US Supreme Court will decide future of gay marriage cases next month

Justices will conference on whether to hear Prop. 8 and DOMA cases

US Supreme Court will decide future of gay marriage cases next month
29 October 2012

The US Supreme Court will meet privately on 20 November to discuss two critical legal battles: a federal challenge to California’s Proposition 8 and challenges to the Defense of Marriage Act.

The American Foundation for Equal Rights (AFER) said Monday (29 October) that if the court decides not to hear the Prop. 8 case, same-sex marriages could begin in California within days.

That is because an appellate court decision that ruled the anti-gay marriage ballot measure passed by voters unconstitutional would be made permanent and opponents would be out of legal recourse.

But if the high court does decide to hear the Prop. 8 case, AFER’s co-counsel Ted Olson and David Boies will file written briefs and present oral argument in the spring.

A final decision by the court would likely be issued by June 2013.

‘AFER brought this case with the expectation of taking our challenge to Prop. 8 all the way to the Supreme Court,’ the organization said in a statement. ‘Now that two federal courts have found Prop. 8 unconstitutional, it is time – indeed past time – that our nation live up to the promise of liberty and equality enshrined in the Constitution, and all Americans be allowed to marry the person they love.’

As for DOMA, federal appeals courts in New York and Boston have ruled that the law is unconstitutional – rulings appealed to the Supreme Court by the Republican leadership of the House of Representatives.

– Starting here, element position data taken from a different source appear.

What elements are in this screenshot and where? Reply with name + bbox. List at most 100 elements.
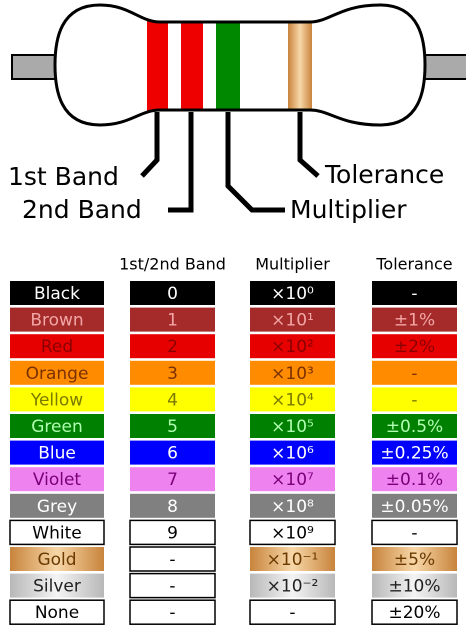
- cell: [372, 334, 457, 359]
- cell: [129, 546, 216, 572]
- cell: [249, 519, 336, 546]
- cell-text: ×10⁶: [271, 444, 314, 464]
- cell-text: ×10¹: [271, 311, 314, 331]
- cell: [10, 440, 104, 465]
- color-name: Red: [41, 337, 73, 357]
- cell: [10, 573, 104, 598]
- cell: [129, 599, 216, 625]
- cell-text: ±20%: [388, 603, 440, 623]
- cell: [372, 360, 457, 385]
- color-name: Silver: [33, 577, 81, 597]
- cell-text: -: [169, 550, 175, 570]
- cell-text: ±0.1%: [386, 470, 443, 490]
- cell-text: 6: [167, 444, 178, 464]
- cell-text: ×10⁰: [271, 284, 314, 304]
- multiplier-label: Multiplier: [290, 195, 407, 224]
- cell-text: -: [411, 364, 417, 384]
- cell: [130, 414, 215, 438]
- cell-text: ×10⁹: [271, 523, 314, 543]
- cell: [10, 414, 104, 438]
- cell: [372, 440, 457, 465]
- leader-line: [140, 112, 160, 178]
- cell: [9, 519, 105, 546]
- cell-text: ±2%: [394, 337, 435, 357]
- resistor: [11, 3, 466, 127]
- cell-text: 1: [167, 311, 178, 331]
- cell: [372, 547, 457, 571]
- cell-text: ×10⁵: [271, 417, 314, 437]
- cell-text: ±0.25%: [380, 444, 448, 464]
- cell: [249, 599, 336, 625]
- cell-text: 8: [167, 497, 178, 517]
- cell-text: ×10⁻¹: [267, 550, 319, 570]
- band1-label: 1st Band: [8, 162, 119, 191]
- cell: [372, 467, 457, 492]
- cell: [130, 307, 215, 332]
- cell: [372, 573, 457, 598]
- band2-label: 2nd Band: [22, 195, 142, 224]
- cell: [250, 573, 335, 598]
- color-name: White: [32, 523, 81, 543]
- cell-text: ±1%: [394, 311, 435, 331]
- cell: [10, 387, 104, 412]
- color-table: 1st/2nd Band Multiplier Tolerance Black 0 ×10…: [9, 255, 458, 625]
- color-name: Yellow: [30, 390, 83, 410]
- band: [216, 5, 240, 125]
- leader-line: [168, 112, 194, 213]
- cell: [250, 334, 335, 359]
- cell-text: -: [169, 577, 175, 597]
- cell: [250, 493, 335, 518]
- cell: [129, 572, 216, 599]
- cell-text: ×10⁸: [271, 497, 314, 517]
- cell-text: 5: [167, 417, 178, 437]
- cell: [250, 281, 335, 305]
- body-outline: [53, 3, 427, 127]
- band: [181, 5, 203, 125]
- cell: [130, 387, 215, 412]
- cell: [372, 387, 457, 412]
- tolerance-label: Tolerance: [324, 160, 444, 189]
- cell: [10, 281, 104, 305]
- leaders: [140, 112, 320, 213]
- color-name: Green: [31, 417, 82, 437]
- color-name: Blue: [38, 444, 76, 464]
- cell-text: -: [411, 390, 417, 410]
- leader-line: [225, 112, 285, 213]
- cell: [371, 519, 458, 546]
- cell-text: ×10⁷: [271, 470, 314, 490]
- band: [288, 5, 312, 125]
- band: [147, 5, 168, 125]
- cell-text: ×10⁴: [271, 390, 314, 410]
- cell: [250, 467, 335, 492]
- cell-text: ±5%: [394, 550, 435, 570]
- lead: [419, 54, 466, 80]
- color-name: Black: [34, 284, 80, 304]
- cell-text: 9: [167, 523, 178, 543]
- cell: [130, 360, 215, 385]
- cell-text: ×10⁻²: [267, 577, 319, 597]
- cell: [130, 281, 215, 305]
- column-header: Multiplier: [255, 255, 330, 274]
- cell-text: -: [289, 603, 295, 623]
- cell: [250, 440, 335, 465]
- cell: [9, 599, 105, 625]
- cell: [10, 493, 104, 518]
- cell: [10, 547, 104, 571]
- color-name: Orange: [26, 364, 89, 384]
- leader-line: [297, 112, 320, 178]
- cell: [372, 281, 457, 305]
- cell: [10, 334, 104, 359]
- cell: [129, 519, 216, 546]
- cell-text: -: [169, 603, 175, 623]
- cell-text: 4: [167, 390, 178, 410]
- cell: [250, 414, 335, 438]
- cell: [371, 599, 458, 625]
- cell-text: ×10³: [271, 364, 314, 384]
- cell: [250, 307, 335, 332]
- cell-text: -: [411, 284, 417, 304]
- cell-text: -: [411, 523, 417, 543]
- color-name: Brown: [30, 311, 83, 331]
- color-name: None: [35, 603, 79, 623]
- cell: [372, 493, 457, 518]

The Republicans have spent nearly $1.5 million defending DOMA since President Barack Obama instructed the Justice Department last year to no longer defend the constitutionality of DOMA.

DOMA prevents the US government from recognizing same-sex marriages even in states where such marriages are legal so couples cannot file joint federal tax returns or receive survivor benefits if one spouse dies.

DOMA was passed by both houses of Congress by wide margins in 1996 and signed into law by then-President Bill Clinton.